In the example titledĀ Logistic Modeling with Categorical Predictors (see the Examples section of the LOGISTIC documentation), the model fit at the end of that example contains categorical predictors Sex and Treatment and continuous predictor Age. The response variable, Pain, has levels No and Yes. The predictor, Treatment, has levels P, B, and A, and the predictor, Sex, has levels M and F. The following statements refit the model. The EVENT="No" option tells PROC LOGISTIC to model the probability that Pain=No. The PARAM=REF option specifies reference coding (or parameterization) for the categorical predictors. The effect of coding is discussed below.
proc logistic data=Neuralgia;
class Treatment Sex / param=ref;
model Pain(event="No") = Treatment Sex Age;
run;
The following are the Class Level Information and the Analysis of Maximum Likelihood Estimates tables produced by PROC LOGISTIC.
With this information, you can write the logistic model in terms of the log odds of no pain:
log odds = log[Pr(Pain=No)/Pr(Pain=Yes)] = 15.8669 + 3.1790*TA + 3.7264*TB + 1.8235*SF - 0.2650*Age ,
or in terms of the odds of no pain:
Odds = Pr(Pain=No)/Pr(Pain=Yes) = exp(15.8669 + 3.1790*TA + 3.7264*TB + 1.8235*SF - 0.2650*Age) ,
or in terms of the probability of no pain:
Pr(Pain=No) = 1/(1+exp(-log odds)) = 1/(1+exp[-(15.8669 + 3.1790*TA + 3.7264*TB + 1.8235*SF - 0.2650*Age)]) .
Categorical predictors are represented in the model by sets of coded design variables and the parameters multiply the design variable values. The coding of these design variables depends on the PARAM= option in the CLASS statement and is shown in the Class Level Information table near the beginning of the PROC LOGISTIC results. In the logistic model above, TA and TB are the two design variables created to represent the Treatment predictor. One design variable, SF, is created for the Sex predictor. As shown in the Class Level Information table, Treatment A is represented by TA=1 and TB=0. Similarly, Treatment B is represented by TA=0 and TB=1. For Treatment=P, both design variables equal zero. This is the "reference" parameterization produced by the PARAM=REF option in the CLASS statement.

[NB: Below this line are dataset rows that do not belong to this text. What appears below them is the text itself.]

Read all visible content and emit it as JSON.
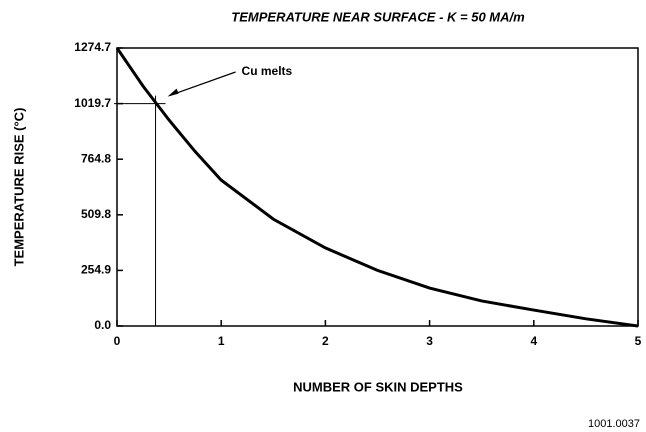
{
  "chart_data": {
    "type": "line",
    "title": "TEMPERATURE NEAR SURFACE - K = 50 MA/m",
    "xlabel": "NUMBER OF SKIN DEPTHS",
    "ylabel": "TEMPERATURE RISE (°C)",
    "footer": "1001.0037",
    "x": [
      0,
      0.25,
      0.5,
      0.75,
      1,
      1.5,
      2,
      2.5,
      3,
      3.5,
      4,
      4.5,
      5
    ],
    "values": [
      1274.7,
      1100,
      944,
      800,
      669,
      490,
      358,
      255,
      174,
      115,
      73,
      33,
      0
    ],
    "color": "#000000",
    "xlim": [
      0,
      5
    ],
    "ylim": [
      0,
      1274.7
    ],
    "xticks": [
      0,
      1,
      2,
      3,
      4,
      5
    ],
    "yticks": [
      {
        "value": 0,
        "label": "0.0"
      },
      254.9,
      509.8,
      764.8,
      1019.7,
      1274.7
    ],
    "annotations": [
      {
        "text": "Cu melts",
        "x": 0.37,
        "y": 1019.7
      }
    ]
  }
}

A new subject with Treatment P, Sex M, and Age 70 would be scored using the model with TA=0, TB=0, SF=0, and Age=70:
log odds = 15.8669 + 3.1790*0 + 3.7264*0 + 1.8235*0 - 0.2650*70 = 15.8669 - 18.55 = -2.68 .
His odds of no pain are:
Odds = exp(15.8669 + 3.1790*0 + 3.7264*0 + 1.8235*0 - 0.2650*70) = exp(15.8669 - 18.55) = 0.068 ,
and his probability of no pain is:
Pr(Pain=No) = 1/(1+exp[2.6831]) = 0.064 .
For a 70 year old male individual under treatment P, his probability of no pain estimated by the model is 0.064. Therefore his probability of pain is 1 - 0.064 = 0.936. Using a maximum probability decision rule, his predicted response is Pain=Yes.
Note that in order to avoid rounding errors in these predicted values, you should always use full precision of the parameter estimates as PROC LOGISTIC does in its calculations. This is discussed and illustrated in section 4 of SAS Note 33307 which also shows ways to easily score new observations using capabilities built in to PROC LOGISTIC.
Other parameterizations
The first model fit in the Logistic Modeling with Categorical Predictors example uses "effects" parameterization. This is the parameterization used when the PARAM= option is not specified or when you specify the PARAM=EFFECT option. Note the difference in the coding of the design variables shown in the Class Level Information table:
Fitting the same model as above with effects parameterization will result in different parameter estimates. However, the model is equivalent to the model using reference parameterization as evidenced by having the same log likelihood value (-2 Log L in the Model Fit Statistics table) and by producing identical scores for observations. The written form of the model equation, as above, does not change, but when using the model to score new observations, the values of the design variables, TA, TB, and SF are different as shown in the Class Level Information table. For example, Treatment P is represented by TA=-1 and TB=-1. A model using effects parameterization is shown and used to score observations in SAS Note 32304.